Step 2) Open the template docx file using the zipfile module.
Step 3) Open a new new docx file with the append access mode.
Step 4) Extract the document.xml (where all the text lives) from the template docx file and read the xml to a text string variable.
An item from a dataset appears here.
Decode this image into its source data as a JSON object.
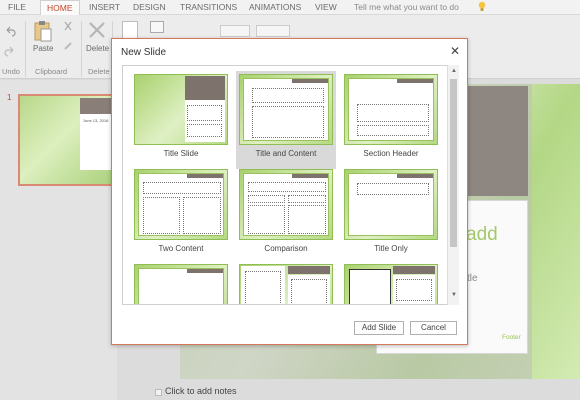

Step 5) Use a for loop to replace all of the text defined in your dictionary in the xml text string with your new text.
Step 6) Write the xml text string to a new temporary xml file.
Step 7) Use a for loop and the zipfile module to copy all of the files in the template docx archive to a new docx archive EXCEPT the word/document.xml file.
Step 8) Write the temporary xml file with the replaced text to the new docx archive as a new word/document.xml file.
Step 9) Close your template and new docx archives.
Step 10) Open your new docx document and enjoy your replaced text!